As he approached his exams, Atualla credits his mentors with helping keeping him motivated. His mentor, Khawar, gave him advice that he still remembers: “He said, ‘Ataulla, aim for A*s and As, this or that isn’t good for you, try to aim high because if you aim high you’ll get.. you may slightly get lower but just aim for the top grades'”.
For Atualla, it was important that his mentor kept tabs on him, and would monitor how he was doing, give advice on how to revise for exams, including techniques to memorise information.
Throughout this period, Khawar and others were also helping Atualla think about and prepare for what he would do professionally. Khawar and his colleagues provided Ataulla with specific advice on the world of investment:
“Through him I met people that were in investment banks, that just came out of investment banks, they would advise me on, in a sense, which degree to choose, what kind of people they’re looking for, how they grade their applicants, how they choose their applicants so it helped me quite a lot.”
Atualla also managed to get an opportunity of work experience through his mentor, which made an enormous difference:
“The mentor that I was given when I was doing my A Levels, I got work experience through him. It was probably one of the best work experiences I’ve ever done, in terms of the work environment, I was also getting paid, and the people I met […] at the workplace, and they were giving me advice [about] my degree.”
His experience at Mosaic helped Atualla decide what he wanted to do, and how to get there. He wasn’t sure what to study, but wanted to make sure it would be a degree that wouldn’t prevent him from working in banking in the future. Again, he sought advice from his mentor and his colleagues. He chose chemistry.
“Then one of the mentors that I was assigned at Apax, he came from McKinsey and he told me that the three degrees that currently investment banks are looking for is mathematics, physics and chemistry.”
He now has a clear idea of his future trajectory, something that closely mirrors the advice he was given by his mentors. He plans to finish his degree – but to make sure he does internships while studying.

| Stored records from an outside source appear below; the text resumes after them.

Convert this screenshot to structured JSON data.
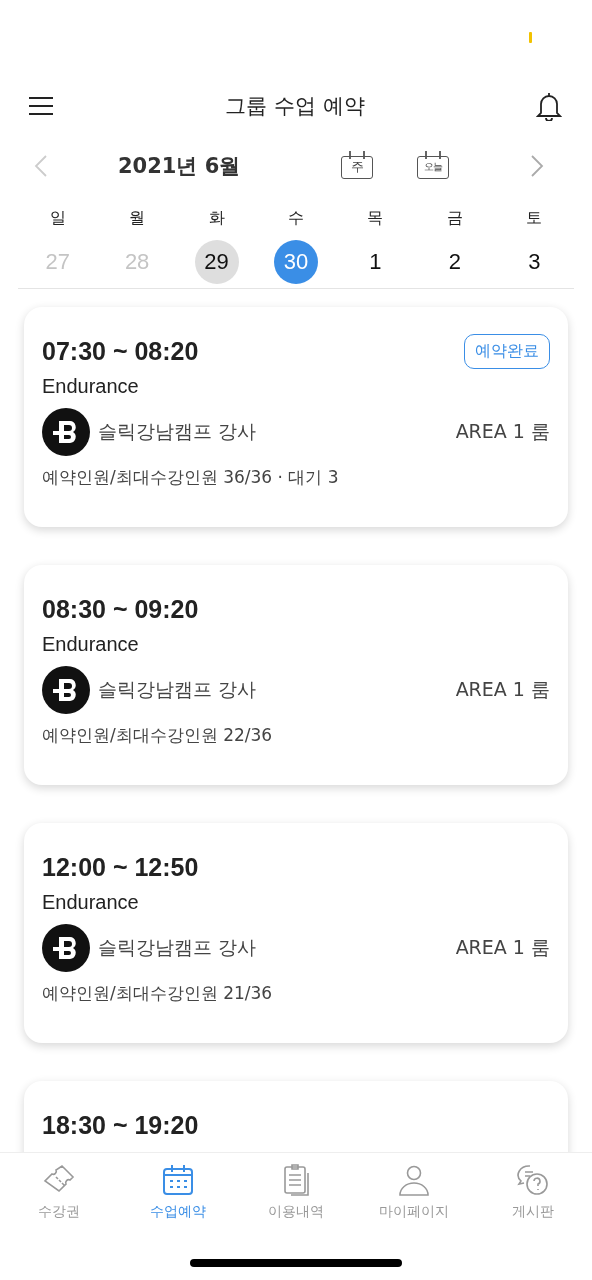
{
  "header": {
    "title": "그룹 수업 예약"
  },
  "calendar": {
    "month": "2021년 6월",
    "week_button": "주",
    "today_button": "오늘",
    "weekdays": [
      "일",
      "월",
      "화",
      "수",
      "목",
      "금",
      "토"
    ],
    "dates": [
      {
        "label": "27",
        "muted": true,
        "today": false,
        "selected": false
      },
      {
        "label": "28",
        "muted": true,
        "today": false,
        "selected": false
      },
      {
        "label": "29",
        "muted": false,
        "today": true,
        "selected": false
      },
      {
        "label": "30",
        "muted": false,
        "today": false,
        "selected": true
      },
      {
        "label": "1",
        "muted": false,
        "today": false,
        "selected": false
      },
      {
        "label": "2",
        "muted": false,
        "today": false,
        "selected": false
      },
      {
        "label": "3",
        "muted": false,
        "today": false,
        "selected": false
      }
    ]
  },
  "classes": [
    {
      "time": "07:30 ~ 08:20",
      "name": "Endurance",
      "instructor": "슬릭강남캠프 강사",
      "room": "AREA 1 룸",
      "capacity": "예약인원/최대수강인원 36/36 · 대기 3",
      "badge": "예약완료"
    },
    {
      "time": "08:30 ~ 09:20",
      "name": "Endurance",
      "instructor": "슬릭강남캠프 강사",
      "room": "AREA 1 룸",
      "capacity": "예약인원/최대수강인원 22/36"
    },
    {
      "time": "12:00 ~ 12:50",
      "name": "Endurance",
      "instructor": "슬릭강남캠프 강사",
      "room": "AREA 1 룸",
      "capacity": "예약인원/최대수강인원 21/36"
    },
    {
      "time": "18:30 ~ 19:20"
    }
  ],
  "tabs": [
    {
      "label": "수강권",
      "kind": "ticket",
      "selected": false
    },
    {
      "label": "수업예약",
      "kind": "calendar",
      "selected": true
    },
    {
      "label": "이용내역",
      "kind": "clipboard",
      "selected": false
    },
    {
      "label": "마이페이지",
      "kind": "person",
      "selected": false
    },
    {
      "label": "게시판",
      "kind": "chat",
      "selected": false
    }
  ]
}
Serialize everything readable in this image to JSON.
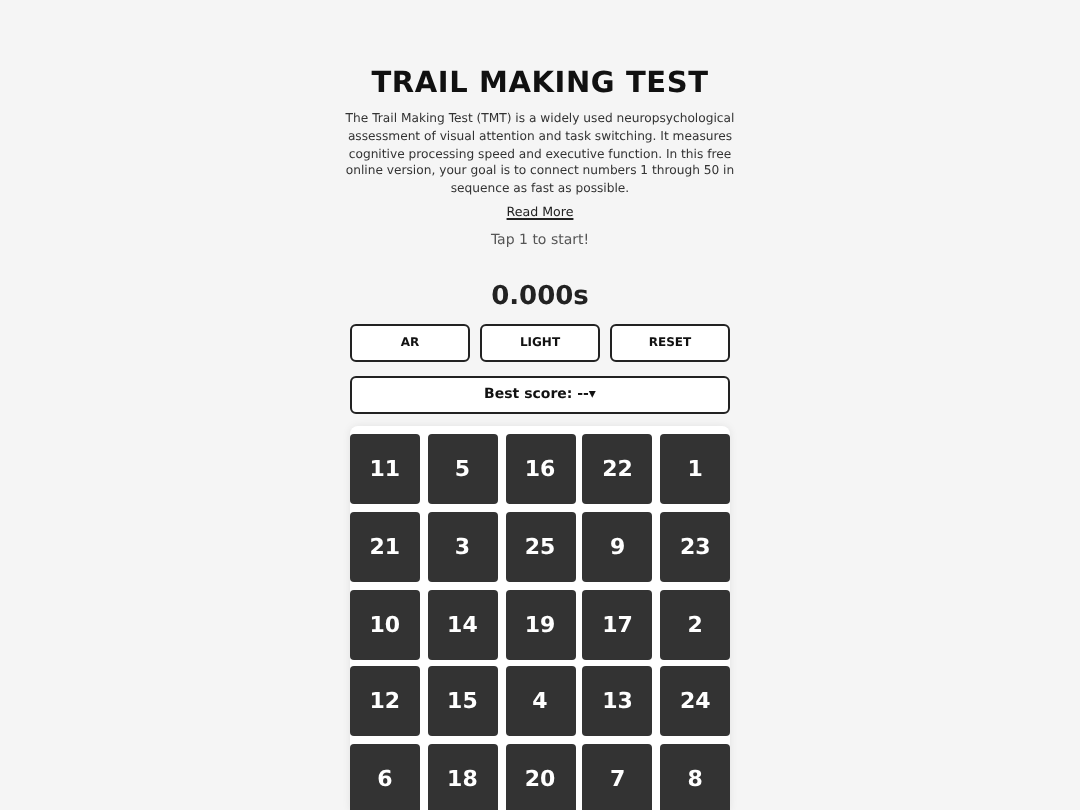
{
  "title": "TRAIL MAKING TEST",
  "description": "The Trail Making Test (TMT) is a widely used neuropsychological assessment of visual attention and task switching. It measures cognitive processing speed and executive function. In this free online version, your goal is to connect numbers 1 through 50 in sequence as fast as possible.",
  "read_more": "Read More",
  "hint": "Tap 1 to start!",
  "timer": "0.000s",
  "buttons": [
    "AR",
    "LIGHT",
    "RESET"
  ],
  "best_score": "Best score: --▾",
  "tiles": [
    "11",
    "5",
    "16",
    "22",
    "1",
    "21",
    "3",
    "25",
    "9",
    "23",
    "10",
    "14",
    "19",
    "17",
    "2",
    "12",
    "15",
    "4",
    "13",
    "24",
    "6",
    "18",
    "20",
    "7",
    "8"
  ]
}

He then plans to work in investment banking or a management consultancy firm; and after 4 years to study for an MBA.
According to Ataulla, the most important lessons he learnt from his mentor was not just specific advice, it was about developing a good work ethic and keeping motivated:
“Basically what the mentor told me was, just continue working hard and never give up, always give 100… You just have to keep on trying hard and you will achieve whatever you desire to achieve.”

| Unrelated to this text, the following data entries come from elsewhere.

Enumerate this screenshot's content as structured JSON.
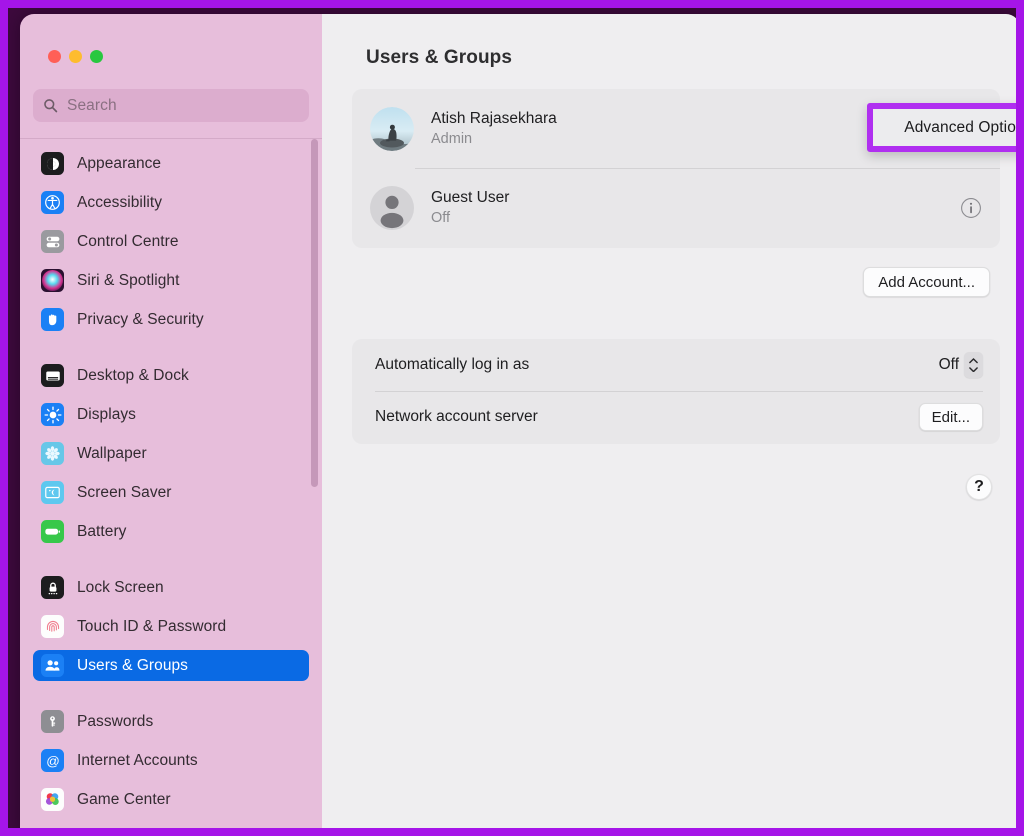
{
  "window": {
    "traffic_lights": [
      {
        "name": "close",
        "color": "#ff5f57"
      },
      {
        "name": "minimize",
        "color": "#febc2e"
      },
      {
        "name": "zoom",
        "color": "#28c840"
      }
    ]
  },
  "search": {
    "placeholder": "Search",
    "value": "",
    "icon": "search-icon"
  },
  "sidebar": {
    "groups": [
      {
        "items": [
          {
            "label": "Appearance",
            "icon": "appearance-icon",
            "selected": false
          },
          {
            "label": "Accessibility",
            "icon": "accessibility-icon",
            "selected": false
          },
          {
            "label": "Control Centre",
            "icon": "control-centre-icon",
            "selected": false
          },
          {
            "label": "Siri & Spotlight",
            "icon": "siri-spotlight-icon",
            "selected": false
          },
          {
            "label": "Privacy & Security",
            "icon": "privacy-security-icon",
            "selected": false
          }
        ]
      },
      {
        "items": [
          {
            "label": "Desktop & Dock",
            "icon": "desktop-dock-icon",
            "selected": false
          },
          {
            "label": "Displays",
            "icon": "displays-icon",
            "selected": false
          },
          {
            "label": "Wallpaper",
            "icon": "wallpaper-icon",
            "selected": false
          },
          {
            "label": "Screen Saver",
            "icon": "screen-saver-icon",
            "selected": false
          },
          {
            "label": "Battery",
            "icon": "battery-icon",
            "selected": false
          }
        ]
      },
      {
        "items": [
          {
            "label": "Lock Screen",
            "icon": "lock-screen-icon",
            "selected": false
          },
          {
            "label": "Touch ID & Password",
            "icon": "touch-id-icon",
            "selected": false
          },
          {
            "label": "Users & Groups",
            "icon": "users-groups-icon",
            "selected": true
          }
        ]
      },
      {
        "items": [
          {
            "label": "Passwords",
            "icon": "passwords-icon",
            "selected": false
          },
          {
            "label": "Internet Accounts",
            "icon": "internet-accounts-icon",
            "selected": false
          },
          {
            "label": "Game Center",
            "icon": "game-center-icon",
            "selected": false
          }
        ]
      }
    ],
    "selected_color": "#0a6ae4",
    "background_color": "#e7bedb"
  },
  "main": {
    "title": "Users & Groups",
    "accounts": [
      {
        "name": "Atish Rajasekhara",
        "role": "Admin",
        "avatar": "user-photo-avatar",
        "info_icon": "info-circle-icon"
      },
      {
        "name": "Guest User",
        "role": "Off",
        "avatar": "default-person-avatar",
        "info_icon": "info-circle-icon"
      }
    ],
    "add_account_label": "Add Account...",
    "settings": [
      {
        "label": "Automatically log in as",
        "value": "Off",
        "control": "stepper"
      },
      {
        "label": "Network account server",
        "value": "Edit...",
        "control": "button"
      }
    ],
    "help_label": "?"
  },
  "context_menu": {
    "label": "Advanced Options...",
    "highlight_color": "#b02ff0"
  },
  "annotation": {
    "frame_color": "#a515e8"
  }
}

He thinks from this he learnt:
“…we go through struggles and challenges in life, that’s what makes life more rewarding in a sense, when you achieve your goals you will value it more.”

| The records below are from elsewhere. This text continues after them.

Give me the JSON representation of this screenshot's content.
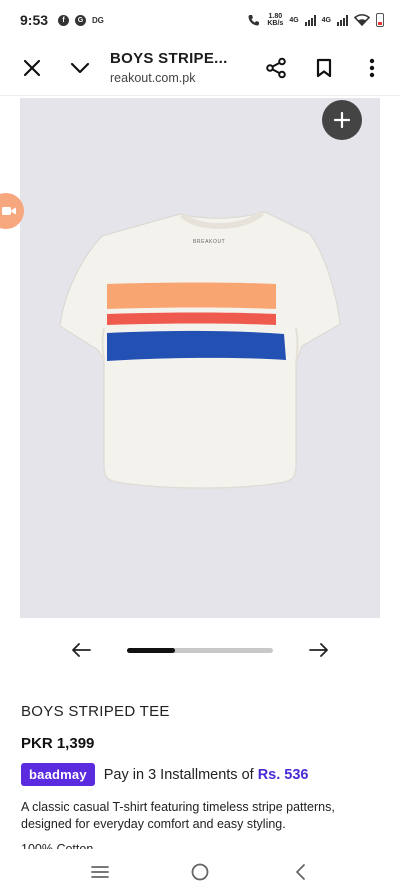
{
  "status_bar": {
    "time": "9:53",
    "icons": [
      "facebook-icon",
      "gc-icon",
      "dg-icon"
    ],
    "dg_label": "DG",
    "net_speed_value": "1.80",
    "net_speed_unit": "KB/s",
    "network_1": "4G",
    "network_2": "4G",
    "battery_color": "#e53935"
  },
  "browser": {
    "title": "BOYS STRIPE...",
    "domain": "reakout.com.pk"
  },
  "product_image": {
    "background": "#e4e4ea",
    "shirt_label": "BREAKOUT",
    "stripe_colors": [
      "#f9a572",
      "#ee5a4d",
      "#2350b3"
    ]
  },
  "carousel": {
    "progress_fraction": 0.33
  },
  "product": {
    "name": "BOYS STRIPED TEE",
    "price": "PKR 1,399",
    "installment_badge": "baadmay",
    "installment_text": "Pay in 3 Installments of ",
    "installment_amount": "Rs. 536",
    "description": "A classic casual T-shirt featuring timeless stripe patterns, designed for everyday comfort and easy styling.",
    "material": "100% Cotton"
  },
  "colors": {
    "accent": "#5b2be0",
    "fab": "#444444",
    "video_tab": "#f7a77d"
  }
}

Interestingly, Ataulla hopes to mentor others much the same way he was mentored at Mosaic because he feels that inspiration should be passed on. He says he will pass on to others the same advice that he benefited from whilst at Mosaic about a strong work ethic and perseverance, reiterating that all should endeavour to inspire future generations, even if only in a small way:
“Continue working hard and never give up, there will be times where you will struggle and times where you give up, but the strongest of us are the ones that continue working hard and never give up, and they will achieve whatever they desire in life.”
He is still in touch with Khawar every couple of months and was also invited back to Apax 6 months after his placement for a follow up.